Configuration mAP Note
Full Aha 93.0 Baseline
w/o Relevance Head 77.3 −15.7, most critical component
w/o Informativeness Head 83.2 −9.8, substantial contribution
w/o Language Conditioning 81.2 −11.8, task text is essential
Dynamic SinkCache 93.0 Outperforms unbounded cache and standard SinkCache

Key Findings

  • The fully online model surpasses all fine-tuned offline methods in zero-shot setting (91.6 vs. 87.1 mAP).
  • Dynamic SinkCache supports long-video inference over 127K+ tokens using only 17% of standard cache memory.
  • Language conditioning is critical for task-oriented HD (removal causes −11.8 mAP).

Highlights & Insights

  • This work is the first to demonstrate that strict online causal constraints need not preclude surpassing offline full-context methods, challenging the intuition that "a complete video is necessary for high-quality HD."
  • Anchoring task semantics as long-term memory via Dynamic SinkCache is an elegant and principled design choice.
  • The three-head decoupled architecture provides interpretability — relevance, novelty, and prediction reliability can each be analyzed independently.

Limitations & Future Work

  • Engagement signals as a proxy for highlights may introduce bias (e.g., clickbait content).
  • The current framework supports only frame-level scoring, lacking segment-level output and structured summarization.
  • HIHD is derived from YouTube data, which may limit generalization to safety-critical domains (e.g., medical, military).
  • vs.
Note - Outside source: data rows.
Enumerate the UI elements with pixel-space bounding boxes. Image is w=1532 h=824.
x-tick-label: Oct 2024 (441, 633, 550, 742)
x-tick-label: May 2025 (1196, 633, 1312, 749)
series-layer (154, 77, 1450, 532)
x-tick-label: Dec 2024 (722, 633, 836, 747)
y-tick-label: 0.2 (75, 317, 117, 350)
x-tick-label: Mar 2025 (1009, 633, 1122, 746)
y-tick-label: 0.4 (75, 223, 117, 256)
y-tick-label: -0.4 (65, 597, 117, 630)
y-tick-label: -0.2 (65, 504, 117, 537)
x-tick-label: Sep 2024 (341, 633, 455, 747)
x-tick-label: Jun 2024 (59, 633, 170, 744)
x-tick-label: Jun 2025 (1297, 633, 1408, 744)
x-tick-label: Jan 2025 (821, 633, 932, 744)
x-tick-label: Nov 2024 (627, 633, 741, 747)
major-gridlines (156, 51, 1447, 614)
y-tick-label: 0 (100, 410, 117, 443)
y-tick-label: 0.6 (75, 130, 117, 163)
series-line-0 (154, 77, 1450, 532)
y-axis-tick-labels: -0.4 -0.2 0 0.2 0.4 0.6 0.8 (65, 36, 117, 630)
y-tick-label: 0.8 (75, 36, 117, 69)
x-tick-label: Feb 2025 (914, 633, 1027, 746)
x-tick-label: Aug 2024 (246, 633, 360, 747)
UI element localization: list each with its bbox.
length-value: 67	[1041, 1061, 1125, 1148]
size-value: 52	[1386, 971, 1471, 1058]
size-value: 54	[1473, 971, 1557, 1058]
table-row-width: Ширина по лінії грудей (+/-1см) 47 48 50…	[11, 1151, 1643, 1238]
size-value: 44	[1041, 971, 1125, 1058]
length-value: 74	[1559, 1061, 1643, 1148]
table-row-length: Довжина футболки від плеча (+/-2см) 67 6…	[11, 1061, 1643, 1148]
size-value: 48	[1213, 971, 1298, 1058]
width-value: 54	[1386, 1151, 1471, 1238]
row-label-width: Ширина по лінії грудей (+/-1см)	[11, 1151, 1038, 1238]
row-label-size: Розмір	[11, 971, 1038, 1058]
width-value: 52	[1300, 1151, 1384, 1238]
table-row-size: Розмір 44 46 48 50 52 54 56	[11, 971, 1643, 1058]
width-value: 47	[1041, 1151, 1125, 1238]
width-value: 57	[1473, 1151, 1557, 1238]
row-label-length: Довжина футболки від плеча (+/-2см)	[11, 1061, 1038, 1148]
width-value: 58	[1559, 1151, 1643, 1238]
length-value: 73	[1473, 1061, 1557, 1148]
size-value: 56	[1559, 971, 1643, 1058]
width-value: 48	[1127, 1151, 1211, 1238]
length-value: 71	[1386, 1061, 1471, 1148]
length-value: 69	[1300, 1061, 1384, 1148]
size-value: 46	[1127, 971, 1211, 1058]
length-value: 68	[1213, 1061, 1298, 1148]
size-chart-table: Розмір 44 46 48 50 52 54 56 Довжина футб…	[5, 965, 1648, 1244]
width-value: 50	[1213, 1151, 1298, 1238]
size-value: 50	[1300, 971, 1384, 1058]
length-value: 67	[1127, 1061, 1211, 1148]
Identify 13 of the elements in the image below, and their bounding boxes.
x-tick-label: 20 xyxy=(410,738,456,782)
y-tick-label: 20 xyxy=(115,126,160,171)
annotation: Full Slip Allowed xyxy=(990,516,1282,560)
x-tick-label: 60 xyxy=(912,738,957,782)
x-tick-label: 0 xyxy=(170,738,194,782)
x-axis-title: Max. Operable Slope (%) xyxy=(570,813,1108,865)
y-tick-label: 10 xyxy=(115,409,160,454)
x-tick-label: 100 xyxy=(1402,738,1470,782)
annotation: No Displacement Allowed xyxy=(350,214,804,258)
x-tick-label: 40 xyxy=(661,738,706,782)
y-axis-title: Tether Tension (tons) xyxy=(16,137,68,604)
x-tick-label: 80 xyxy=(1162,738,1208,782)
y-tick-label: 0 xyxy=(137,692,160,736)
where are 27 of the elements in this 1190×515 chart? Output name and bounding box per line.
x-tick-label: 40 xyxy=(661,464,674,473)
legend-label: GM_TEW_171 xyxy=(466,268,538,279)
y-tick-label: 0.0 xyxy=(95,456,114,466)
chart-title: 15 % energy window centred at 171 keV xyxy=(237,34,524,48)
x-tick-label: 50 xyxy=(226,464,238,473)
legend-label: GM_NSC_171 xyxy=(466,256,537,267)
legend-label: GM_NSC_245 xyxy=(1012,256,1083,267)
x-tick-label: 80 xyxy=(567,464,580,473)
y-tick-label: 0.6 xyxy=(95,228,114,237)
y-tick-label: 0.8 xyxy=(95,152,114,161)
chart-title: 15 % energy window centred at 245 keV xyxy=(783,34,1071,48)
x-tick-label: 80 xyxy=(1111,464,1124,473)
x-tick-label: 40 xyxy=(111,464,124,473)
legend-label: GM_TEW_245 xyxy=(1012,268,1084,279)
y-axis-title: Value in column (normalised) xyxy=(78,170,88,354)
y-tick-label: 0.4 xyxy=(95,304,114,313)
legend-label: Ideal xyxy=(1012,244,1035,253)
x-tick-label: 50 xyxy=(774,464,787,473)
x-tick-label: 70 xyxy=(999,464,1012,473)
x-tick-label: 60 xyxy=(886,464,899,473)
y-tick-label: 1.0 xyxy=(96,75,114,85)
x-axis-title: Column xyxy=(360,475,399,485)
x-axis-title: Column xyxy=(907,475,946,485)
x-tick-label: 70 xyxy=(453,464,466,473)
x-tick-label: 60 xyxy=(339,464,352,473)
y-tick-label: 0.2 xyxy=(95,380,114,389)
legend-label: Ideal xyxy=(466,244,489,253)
TR-DETR: An offline bidirectional attention method; Aha surpasses it by 6 mAP points using purely causal inference.
  • vs. MMDuet: A streaming Video-LLM where HD is an auxiliary function; Aha is specifically optimized for HD.
  • vs. StreamingLLM: Aha's Dynamic SinkCache is a task-aware extension of the StreamingLLM SinkCache.

Rating

  • Novelty: ⭐⭐⭐⭐⭐ First strictly online HD framework; results surpassing offline methods are compelling.
  • Experimental Thoroughness: ⭐⭐⭐⭐ TVSum + Mr.Hisum + ablations + robot video, multi-dimensional validation.
  • Writing Quality: ⭐⭐⭐⭐ Problem formulation is clear; method description is thorough.
  • Value: ⭐⭐⭐⭐⭐ Directly applicable to real-time video understanding systems.